SENEGAL-AFRIQUE-POLITIQUE
Diamniadio, 21 avr (APS) – L’universitaire camerounais Jean Emmanuel Pondi a tenté mardi à Diamniadio de démonter les mécanismes empêchant les Etats africains de bâtir une stabilité durable, évoquant notamment les obstacles à l’avènement de réformes éducatives et symbolique profondes.
‘’Un vieux dicton nous enseigne que l’une des marques de l’irrationalité consiste à poser les mêmes actes et à s’attendre à obtenir chaque fois des résultats différents’’, a soutenu le recteur de l’ICT Universités de Yaoundé qui a d’emblée posé la question à son auditoire : ’’peut-on semer du manioc ou du maïs en début de saison et récolter du riz ?
Il intervenait mardi au cours d’un panel consacré aux transitions politiques, à la souveraineté institutionnelle et à la légitimité des États africains, organisé dans le cadre de la 10e édition du Forum international sur la paix et la sécurité de Dakar ouvert lundi.
Devant un parterre de décideurs, de diplomates et d’intellectuels, M. Pondi s’est demandé si l’Africain moyen vit mieux aujourd’hui qu’il y a 66 ans. ‘’La population a été multipliée par six – de 250 millions à 1,4 milliard – mais nos systèmes politiques et éducatifs, eux, n’ont pas changé de logiciel’’.
Le recteur a attaqué frontalement l’idée d’une légitimité constitutionnelle automatique. ‘’Combien d’articles compte la constitution de votre pays ? Si je pose la question dans cette salle, je suis sûr que beaucoup seraient embarrassés. Et dans les zones rurales, combien de textes fondamentaux ont été traduits en langues locales ?’’ s’est interrogé le recteur balayant ainsi l’idée d’une légitimité constitutionnelle automatique.
Pour Pondi, l’absence de vulgarisation et de débat citoyen sur les constitutions africaines vide de sens toute transition politique. ‘’On ne peut pas parler d’appropriation quand les premiers utilisateurs – les peuples – ignorent ce qui est écrit’’.
‘’L’éducation, miroir d’une aliénation historique’’
Le professeur titulaire à l’Institut des relations internationales du Cameroun (IRIC) a ensuite concentré son réquisitoire sur le système éducatif, qu’il qualifie de ‘’potentiellement dangereux’’, dénonçant la persistance de récits coloniaux.

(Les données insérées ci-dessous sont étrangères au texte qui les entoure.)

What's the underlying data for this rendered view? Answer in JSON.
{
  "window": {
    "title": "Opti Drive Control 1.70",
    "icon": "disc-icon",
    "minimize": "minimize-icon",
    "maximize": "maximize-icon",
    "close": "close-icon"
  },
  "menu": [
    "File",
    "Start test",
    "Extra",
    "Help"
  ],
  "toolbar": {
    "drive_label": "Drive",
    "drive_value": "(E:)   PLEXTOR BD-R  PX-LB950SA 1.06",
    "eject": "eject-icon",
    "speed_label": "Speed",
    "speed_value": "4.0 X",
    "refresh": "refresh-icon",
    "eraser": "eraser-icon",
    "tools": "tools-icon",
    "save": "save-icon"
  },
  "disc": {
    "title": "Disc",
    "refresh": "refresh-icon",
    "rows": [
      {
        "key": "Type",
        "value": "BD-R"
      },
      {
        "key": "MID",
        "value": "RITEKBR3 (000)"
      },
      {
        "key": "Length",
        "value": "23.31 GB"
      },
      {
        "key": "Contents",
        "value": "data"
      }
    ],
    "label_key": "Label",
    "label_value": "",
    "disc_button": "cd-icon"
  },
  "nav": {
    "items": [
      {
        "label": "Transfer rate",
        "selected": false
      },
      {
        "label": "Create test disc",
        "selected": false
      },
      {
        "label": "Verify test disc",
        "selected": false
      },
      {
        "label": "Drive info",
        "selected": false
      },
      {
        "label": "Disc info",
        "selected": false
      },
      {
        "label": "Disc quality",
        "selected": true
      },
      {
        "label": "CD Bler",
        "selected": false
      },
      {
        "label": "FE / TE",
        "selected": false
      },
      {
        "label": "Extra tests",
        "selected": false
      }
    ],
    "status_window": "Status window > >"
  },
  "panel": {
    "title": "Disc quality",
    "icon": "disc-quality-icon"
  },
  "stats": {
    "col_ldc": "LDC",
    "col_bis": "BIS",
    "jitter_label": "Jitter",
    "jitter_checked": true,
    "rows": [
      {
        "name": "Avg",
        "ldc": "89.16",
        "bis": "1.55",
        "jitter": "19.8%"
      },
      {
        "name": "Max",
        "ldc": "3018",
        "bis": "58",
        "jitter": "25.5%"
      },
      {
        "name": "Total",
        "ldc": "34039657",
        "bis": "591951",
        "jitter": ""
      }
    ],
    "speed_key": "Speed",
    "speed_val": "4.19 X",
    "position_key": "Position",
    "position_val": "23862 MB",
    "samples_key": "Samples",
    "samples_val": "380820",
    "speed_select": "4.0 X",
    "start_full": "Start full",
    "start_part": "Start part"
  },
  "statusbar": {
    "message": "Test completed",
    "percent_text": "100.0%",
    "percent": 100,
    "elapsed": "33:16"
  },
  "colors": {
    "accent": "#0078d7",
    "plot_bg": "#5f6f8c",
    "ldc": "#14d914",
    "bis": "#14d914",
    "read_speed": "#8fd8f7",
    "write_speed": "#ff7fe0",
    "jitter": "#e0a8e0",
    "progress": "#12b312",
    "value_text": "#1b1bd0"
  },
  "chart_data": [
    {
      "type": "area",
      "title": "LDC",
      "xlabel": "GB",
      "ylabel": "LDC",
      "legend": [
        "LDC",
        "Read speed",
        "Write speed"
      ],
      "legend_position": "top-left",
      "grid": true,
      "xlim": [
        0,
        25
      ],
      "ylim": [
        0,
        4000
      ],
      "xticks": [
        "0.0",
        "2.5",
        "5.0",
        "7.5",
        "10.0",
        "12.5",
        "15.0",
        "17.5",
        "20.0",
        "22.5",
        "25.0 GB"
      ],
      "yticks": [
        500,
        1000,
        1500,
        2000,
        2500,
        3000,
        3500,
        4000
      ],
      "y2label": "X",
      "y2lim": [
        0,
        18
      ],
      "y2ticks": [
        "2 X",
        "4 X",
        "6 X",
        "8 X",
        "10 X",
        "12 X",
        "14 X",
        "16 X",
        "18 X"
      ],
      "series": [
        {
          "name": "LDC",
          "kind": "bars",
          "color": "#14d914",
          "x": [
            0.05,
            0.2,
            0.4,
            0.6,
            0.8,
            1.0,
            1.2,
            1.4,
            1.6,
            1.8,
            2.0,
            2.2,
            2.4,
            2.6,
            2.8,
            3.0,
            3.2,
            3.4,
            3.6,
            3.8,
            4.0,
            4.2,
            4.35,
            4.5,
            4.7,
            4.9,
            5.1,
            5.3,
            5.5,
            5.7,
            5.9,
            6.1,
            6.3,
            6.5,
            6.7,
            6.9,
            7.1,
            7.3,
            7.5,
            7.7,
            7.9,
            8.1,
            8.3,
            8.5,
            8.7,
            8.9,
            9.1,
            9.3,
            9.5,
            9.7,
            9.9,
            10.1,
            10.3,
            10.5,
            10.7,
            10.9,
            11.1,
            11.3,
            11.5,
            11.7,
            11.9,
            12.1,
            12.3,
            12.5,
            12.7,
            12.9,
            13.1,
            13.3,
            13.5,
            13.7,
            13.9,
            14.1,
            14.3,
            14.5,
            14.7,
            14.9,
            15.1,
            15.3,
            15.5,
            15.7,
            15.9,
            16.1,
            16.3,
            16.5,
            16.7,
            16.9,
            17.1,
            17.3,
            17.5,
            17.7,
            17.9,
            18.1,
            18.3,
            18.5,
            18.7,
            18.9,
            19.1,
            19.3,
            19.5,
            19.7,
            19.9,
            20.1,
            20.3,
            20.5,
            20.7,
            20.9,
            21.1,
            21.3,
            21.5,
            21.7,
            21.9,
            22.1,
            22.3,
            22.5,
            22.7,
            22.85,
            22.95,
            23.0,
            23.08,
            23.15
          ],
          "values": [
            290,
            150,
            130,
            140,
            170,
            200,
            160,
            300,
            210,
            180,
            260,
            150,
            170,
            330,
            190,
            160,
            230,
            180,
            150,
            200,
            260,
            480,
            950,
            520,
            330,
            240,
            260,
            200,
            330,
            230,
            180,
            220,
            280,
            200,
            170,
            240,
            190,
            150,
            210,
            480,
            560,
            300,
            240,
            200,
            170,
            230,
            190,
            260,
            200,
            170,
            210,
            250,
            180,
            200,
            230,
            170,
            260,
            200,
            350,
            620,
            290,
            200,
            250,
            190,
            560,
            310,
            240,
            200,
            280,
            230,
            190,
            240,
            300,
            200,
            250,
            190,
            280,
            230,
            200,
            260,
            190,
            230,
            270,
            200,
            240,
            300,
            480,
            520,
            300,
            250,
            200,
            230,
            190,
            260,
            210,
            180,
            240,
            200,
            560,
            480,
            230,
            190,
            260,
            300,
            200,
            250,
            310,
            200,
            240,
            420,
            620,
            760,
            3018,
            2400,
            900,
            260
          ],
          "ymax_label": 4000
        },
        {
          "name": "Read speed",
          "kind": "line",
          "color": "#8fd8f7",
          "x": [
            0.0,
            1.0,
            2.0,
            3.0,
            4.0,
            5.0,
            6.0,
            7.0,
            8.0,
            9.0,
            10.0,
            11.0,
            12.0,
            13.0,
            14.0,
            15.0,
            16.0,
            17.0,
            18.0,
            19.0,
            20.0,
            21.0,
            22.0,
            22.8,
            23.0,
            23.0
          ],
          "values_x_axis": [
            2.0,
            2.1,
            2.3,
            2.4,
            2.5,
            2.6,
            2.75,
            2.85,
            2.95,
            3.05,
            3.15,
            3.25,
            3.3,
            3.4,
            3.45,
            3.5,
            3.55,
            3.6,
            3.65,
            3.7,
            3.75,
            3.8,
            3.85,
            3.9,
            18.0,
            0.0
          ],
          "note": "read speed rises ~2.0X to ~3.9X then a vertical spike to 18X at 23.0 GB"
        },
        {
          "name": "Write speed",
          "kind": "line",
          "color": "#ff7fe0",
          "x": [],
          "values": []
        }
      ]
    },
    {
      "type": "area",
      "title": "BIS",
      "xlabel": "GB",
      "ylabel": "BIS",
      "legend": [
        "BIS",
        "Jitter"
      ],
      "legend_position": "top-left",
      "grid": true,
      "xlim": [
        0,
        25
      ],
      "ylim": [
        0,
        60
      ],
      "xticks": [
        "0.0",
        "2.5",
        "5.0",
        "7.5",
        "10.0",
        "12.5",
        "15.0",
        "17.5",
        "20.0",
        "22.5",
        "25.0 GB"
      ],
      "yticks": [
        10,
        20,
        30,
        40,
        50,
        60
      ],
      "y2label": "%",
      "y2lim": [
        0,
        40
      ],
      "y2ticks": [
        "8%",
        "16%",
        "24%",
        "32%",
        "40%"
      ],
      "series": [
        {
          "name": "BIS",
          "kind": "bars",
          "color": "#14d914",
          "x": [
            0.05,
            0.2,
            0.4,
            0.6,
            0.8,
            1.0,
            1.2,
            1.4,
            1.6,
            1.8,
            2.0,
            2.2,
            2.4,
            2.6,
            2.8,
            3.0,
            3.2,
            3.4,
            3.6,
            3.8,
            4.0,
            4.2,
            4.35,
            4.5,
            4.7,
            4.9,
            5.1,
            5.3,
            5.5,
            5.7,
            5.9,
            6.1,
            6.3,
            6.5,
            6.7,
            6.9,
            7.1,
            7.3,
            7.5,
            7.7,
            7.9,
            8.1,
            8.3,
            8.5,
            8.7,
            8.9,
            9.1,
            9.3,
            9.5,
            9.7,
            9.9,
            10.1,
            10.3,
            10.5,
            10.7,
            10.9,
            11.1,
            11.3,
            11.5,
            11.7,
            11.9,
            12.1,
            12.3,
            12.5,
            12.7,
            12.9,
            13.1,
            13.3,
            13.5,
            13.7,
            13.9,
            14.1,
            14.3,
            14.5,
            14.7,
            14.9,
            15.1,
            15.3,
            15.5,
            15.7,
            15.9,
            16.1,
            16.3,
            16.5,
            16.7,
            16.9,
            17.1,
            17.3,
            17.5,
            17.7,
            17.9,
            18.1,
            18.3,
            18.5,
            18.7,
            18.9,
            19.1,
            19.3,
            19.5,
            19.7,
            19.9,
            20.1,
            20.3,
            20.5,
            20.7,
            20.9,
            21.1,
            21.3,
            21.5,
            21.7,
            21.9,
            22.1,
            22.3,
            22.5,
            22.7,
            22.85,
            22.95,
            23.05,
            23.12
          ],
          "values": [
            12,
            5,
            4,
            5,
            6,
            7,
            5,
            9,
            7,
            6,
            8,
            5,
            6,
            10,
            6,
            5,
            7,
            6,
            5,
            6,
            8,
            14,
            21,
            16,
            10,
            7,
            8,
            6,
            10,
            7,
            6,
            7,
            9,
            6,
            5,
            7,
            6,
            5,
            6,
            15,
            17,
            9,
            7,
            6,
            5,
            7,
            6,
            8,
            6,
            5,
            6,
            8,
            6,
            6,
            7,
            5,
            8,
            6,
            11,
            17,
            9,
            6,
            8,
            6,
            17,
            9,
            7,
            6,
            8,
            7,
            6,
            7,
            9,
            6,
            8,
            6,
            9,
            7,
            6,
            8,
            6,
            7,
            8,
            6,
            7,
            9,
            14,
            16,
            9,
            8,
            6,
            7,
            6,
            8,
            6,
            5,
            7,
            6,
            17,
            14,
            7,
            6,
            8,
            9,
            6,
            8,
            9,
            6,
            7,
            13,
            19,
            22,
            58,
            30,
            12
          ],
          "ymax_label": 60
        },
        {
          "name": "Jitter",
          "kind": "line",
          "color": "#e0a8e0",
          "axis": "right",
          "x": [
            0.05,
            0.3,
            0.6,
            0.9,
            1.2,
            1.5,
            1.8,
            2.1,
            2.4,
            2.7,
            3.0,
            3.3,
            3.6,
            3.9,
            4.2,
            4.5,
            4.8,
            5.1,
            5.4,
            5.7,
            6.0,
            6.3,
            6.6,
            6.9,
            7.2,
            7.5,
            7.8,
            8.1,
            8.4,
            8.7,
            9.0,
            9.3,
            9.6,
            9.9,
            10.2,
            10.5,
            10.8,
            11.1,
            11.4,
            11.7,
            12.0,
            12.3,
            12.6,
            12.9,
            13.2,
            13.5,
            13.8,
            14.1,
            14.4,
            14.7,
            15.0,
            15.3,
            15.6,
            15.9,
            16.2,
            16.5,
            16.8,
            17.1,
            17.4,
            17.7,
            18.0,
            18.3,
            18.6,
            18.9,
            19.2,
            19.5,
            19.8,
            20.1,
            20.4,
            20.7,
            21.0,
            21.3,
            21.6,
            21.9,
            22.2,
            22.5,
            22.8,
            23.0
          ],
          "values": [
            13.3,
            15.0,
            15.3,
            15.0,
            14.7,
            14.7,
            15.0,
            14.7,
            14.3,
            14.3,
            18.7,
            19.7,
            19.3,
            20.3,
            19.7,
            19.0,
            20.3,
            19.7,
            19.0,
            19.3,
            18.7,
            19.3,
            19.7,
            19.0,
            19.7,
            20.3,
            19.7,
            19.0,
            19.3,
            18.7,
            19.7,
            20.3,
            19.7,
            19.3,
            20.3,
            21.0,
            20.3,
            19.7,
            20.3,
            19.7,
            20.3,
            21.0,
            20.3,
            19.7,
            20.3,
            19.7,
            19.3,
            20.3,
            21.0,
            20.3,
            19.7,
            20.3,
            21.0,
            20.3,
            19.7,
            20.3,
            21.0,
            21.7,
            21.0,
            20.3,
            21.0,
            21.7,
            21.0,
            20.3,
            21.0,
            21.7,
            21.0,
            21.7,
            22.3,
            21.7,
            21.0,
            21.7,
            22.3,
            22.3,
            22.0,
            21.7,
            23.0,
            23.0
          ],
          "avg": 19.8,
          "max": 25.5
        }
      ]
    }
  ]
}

‘’On enseigne encore que nous avons été +découverts+ par les Portugais en 1472. Comment découvre-t-on des gens qui vivent là depuis des siècles ? Le royaume Bamoun, créé en 1394, règne encore aujourd’hui sans interruption. »
Il a également fustigé l’ignorance des références africaines en droit et en médecine. ‘’Quelle faculté de droit enseigne la Charte du Mandé de 1236, qui protégeait déjà les droits humains, des animaux et de la nature ? Quelle faculté de médecine rappelle que la première transplantation cardiaque mondiale a eu lieu en Afrique du Sud en 1967 ?’’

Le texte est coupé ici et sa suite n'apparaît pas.